Three failed gamblers who stand accused of turning to a convicted drug trafficker for a quick buck after losing all their money were tried yesterday at the Phnom Penh Municipal Court for allegedly attempting to smuggle heroin to Australia.

Chua Hwee Kiat, 50, a Singaporean national, reportedly told police he had tried to transport the more than 80 grams of heroin secreted in his anus, before taking the package out and hiding it in his trouser pocket.

Kiat was arrested at Phnom Penh International Airport on November 20, 2014. Two Cambodians, Tan Chikeng, 57, and Muth Bunnath, 50, were later detained in connection with the alleged smuggling attempt at separate addresses in Phnom Penh.

Judge Kor Vandy said the suspects had gambled away their money in casinos before getting the idea to try their hand at drug smuggling.

“They tried to hide the drugs in their anus, but unluckily for them they got caught,” he said.

Lieutenant Colonel Hun Rithy of the police’s Transnational Crime Investigation Unit said the suspects had joined a well-known drug ring led by imprisoned drug smuggler Sin Sophal.

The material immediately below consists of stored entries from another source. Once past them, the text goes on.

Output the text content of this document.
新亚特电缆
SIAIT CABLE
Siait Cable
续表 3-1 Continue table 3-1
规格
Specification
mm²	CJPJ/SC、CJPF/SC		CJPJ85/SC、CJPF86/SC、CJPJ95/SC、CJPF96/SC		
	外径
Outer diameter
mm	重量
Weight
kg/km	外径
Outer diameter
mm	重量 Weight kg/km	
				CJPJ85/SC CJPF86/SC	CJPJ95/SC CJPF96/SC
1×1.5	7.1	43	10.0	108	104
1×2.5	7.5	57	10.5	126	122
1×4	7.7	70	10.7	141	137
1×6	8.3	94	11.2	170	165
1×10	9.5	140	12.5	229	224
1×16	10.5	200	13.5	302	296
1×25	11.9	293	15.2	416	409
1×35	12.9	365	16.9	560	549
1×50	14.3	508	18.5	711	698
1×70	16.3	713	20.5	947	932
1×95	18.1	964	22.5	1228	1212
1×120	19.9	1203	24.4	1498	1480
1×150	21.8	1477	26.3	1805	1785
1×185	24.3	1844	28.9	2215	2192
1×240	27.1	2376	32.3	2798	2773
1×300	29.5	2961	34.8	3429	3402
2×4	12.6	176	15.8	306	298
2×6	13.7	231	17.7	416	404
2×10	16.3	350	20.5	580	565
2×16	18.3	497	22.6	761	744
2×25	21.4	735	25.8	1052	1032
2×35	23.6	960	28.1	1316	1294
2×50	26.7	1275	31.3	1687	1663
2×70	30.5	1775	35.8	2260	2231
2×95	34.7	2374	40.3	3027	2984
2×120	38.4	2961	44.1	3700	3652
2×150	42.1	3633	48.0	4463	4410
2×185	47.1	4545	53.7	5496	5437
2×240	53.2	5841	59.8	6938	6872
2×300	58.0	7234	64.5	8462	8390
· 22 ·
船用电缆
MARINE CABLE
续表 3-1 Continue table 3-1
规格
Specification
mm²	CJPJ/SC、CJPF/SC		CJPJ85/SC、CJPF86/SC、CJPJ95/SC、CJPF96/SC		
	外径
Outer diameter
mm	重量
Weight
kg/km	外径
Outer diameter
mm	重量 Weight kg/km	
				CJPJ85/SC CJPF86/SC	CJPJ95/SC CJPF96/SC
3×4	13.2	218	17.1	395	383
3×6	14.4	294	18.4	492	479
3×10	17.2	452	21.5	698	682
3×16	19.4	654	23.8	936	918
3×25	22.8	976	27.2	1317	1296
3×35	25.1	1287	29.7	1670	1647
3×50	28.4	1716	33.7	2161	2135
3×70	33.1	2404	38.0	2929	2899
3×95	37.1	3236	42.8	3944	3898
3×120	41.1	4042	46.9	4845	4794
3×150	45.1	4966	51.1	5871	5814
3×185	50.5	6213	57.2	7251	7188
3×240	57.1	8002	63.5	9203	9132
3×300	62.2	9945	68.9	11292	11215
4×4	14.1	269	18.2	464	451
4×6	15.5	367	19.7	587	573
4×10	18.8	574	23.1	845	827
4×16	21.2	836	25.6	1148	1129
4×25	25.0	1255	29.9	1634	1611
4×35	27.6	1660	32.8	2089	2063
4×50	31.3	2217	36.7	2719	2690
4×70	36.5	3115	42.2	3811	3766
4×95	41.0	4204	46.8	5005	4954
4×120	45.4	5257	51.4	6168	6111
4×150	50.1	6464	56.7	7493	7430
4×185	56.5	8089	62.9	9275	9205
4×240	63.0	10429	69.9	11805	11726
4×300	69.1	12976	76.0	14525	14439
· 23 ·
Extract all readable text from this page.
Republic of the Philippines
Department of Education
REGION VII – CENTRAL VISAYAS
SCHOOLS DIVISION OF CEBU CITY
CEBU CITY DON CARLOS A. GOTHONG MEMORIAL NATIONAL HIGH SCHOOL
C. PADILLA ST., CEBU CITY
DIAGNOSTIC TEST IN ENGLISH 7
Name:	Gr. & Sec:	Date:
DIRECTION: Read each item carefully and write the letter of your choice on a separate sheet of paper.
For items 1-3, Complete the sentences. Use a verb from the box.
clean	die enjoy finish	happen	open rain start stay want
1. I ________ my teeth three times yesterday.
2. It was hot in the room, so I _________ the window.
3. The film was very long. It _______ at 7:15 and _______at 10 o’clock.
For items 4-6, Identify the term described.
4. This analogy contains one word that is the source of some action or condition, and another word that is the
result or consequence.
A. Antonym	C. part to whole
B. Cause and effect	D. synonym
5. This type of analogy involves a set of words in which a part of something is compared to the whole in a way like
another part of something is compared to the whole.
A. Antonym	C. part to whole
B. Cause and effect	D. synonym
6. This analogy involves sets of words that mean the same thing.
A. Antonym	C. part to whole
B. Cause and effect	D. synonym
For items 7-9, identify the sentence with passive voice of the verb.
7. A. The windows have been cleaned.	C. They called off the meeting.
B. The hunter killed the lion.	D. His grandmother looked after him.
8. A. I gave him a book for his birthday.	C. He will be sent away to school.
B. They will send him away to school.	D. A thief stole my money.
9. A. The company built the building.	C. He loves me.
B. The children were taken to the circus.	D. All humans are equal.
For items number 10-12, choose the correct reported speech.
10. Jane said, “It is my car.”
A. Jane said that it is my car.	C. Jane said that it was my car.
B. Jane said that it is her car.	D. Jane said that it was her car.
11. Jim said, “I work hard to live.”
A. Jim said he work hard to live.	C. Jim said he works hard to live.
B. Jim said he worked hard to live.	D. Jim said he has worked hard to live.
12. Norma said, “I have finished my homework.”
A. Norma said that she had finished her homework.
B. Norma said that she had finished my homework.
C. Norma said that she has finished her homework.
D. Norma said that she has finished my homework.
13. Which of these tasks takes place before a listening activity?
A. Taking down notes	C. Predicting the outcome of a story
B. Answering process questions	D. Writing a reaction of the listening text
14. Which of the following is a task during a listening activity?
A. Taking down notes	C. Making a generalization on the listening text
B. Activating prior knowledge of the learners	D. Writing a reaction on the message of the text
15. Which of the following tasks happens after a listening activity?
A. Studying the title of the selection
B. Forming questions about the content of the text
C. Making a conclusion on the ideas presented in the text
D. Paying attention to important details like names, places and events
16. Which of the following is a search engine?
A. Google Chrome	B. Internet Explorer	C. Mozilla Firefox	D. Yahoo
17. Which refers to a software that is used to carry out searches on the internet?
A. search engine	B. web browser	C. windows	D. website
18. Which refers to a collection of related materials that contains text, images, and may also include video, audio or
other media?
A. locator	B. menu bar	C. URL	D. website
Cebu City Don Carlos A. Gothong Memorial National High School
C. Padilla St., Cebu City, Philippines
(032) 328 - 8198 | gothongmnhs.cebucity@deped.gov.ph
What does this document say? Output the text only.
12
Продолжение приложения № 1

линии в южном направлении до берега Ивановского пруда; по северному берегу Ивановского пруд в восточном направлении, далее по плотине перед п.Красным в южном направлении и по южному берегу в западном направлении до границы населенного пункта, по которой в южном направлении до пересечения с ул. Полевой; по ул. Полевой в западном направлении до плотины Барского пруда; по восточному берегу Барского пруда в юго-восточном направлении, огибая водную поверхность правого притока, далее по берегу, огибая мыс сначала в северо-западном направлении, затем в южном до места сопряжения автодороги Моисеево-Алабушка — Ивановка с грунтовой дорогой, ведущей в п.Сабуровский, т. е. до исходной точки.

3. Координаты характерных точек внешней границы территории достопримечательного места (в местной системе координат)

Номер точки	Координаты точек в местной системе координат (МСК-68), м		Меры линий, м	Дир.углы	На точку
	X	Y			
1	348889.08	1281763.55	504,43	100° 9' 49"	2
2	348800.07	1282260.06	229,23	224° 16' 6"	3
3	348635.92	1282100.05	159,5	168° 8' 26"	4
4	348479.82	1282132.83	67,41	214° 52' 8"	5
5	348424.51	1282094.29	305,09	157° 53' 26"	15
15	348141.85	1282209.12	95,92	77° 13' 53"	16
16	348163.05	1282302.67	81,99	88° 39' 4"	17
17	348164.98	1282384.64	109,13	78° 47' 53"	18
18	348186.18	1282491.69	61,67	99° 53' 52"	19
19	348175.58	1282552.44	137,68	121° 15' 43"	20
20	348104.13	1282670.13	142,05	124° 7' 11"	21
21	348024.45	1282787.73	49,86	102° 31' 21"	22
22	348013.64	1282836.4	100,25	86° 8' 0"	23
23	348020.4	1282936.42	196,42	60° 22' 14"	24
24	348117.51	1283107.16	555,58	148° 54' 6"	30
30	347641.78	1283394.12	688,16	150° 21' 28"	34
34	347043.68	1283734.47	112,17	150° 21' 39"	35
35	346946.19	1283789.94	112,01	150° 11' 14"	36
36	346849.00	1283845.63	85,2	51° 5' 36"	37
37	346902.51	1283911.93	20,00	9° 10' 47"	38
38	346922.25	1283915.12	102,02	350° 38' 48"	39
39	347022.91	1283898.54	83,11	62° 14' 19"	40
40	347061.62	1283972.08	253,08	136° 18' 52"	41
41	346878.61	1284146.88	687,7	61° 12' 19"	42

Chikeng was arrested after dropping off Kiat at the airport, he added.

When police searched Chikeng’s home in Tuol Kork district, they allegedly uncovered another 250 grams of heroin.

Police asserted that Bunnath had hired Kiat, for a fee of $5,000, to traffic the drugs, and Chikeng, for $500, to act as a translator.The suspects yesterday pleaded guilty, saying they did not “own” the drugs in question, and requesting reduced sentences.

Bunnath told the court that Sophal had called her from prison and instructed her to receive the drugs from a contact who visited her home in May.

She added that she was to be paid an additional $2,000 in commission once the drugs arrived safely in Australia.

“I needed the money to pay for the fees of my son’s cancer treatment,” she told the court. “My son was staying in Calmette Hospital.”

She added that her son has since died.

Rithy, of the transnational crime unit, said Sophal was a known ringleader in the drug trade to Australia, having been convicted in 2010 to 27 years in prison for drug trafficking.

A verdict for Kiat, Chikeng and Bunnath is scheduled for January 21.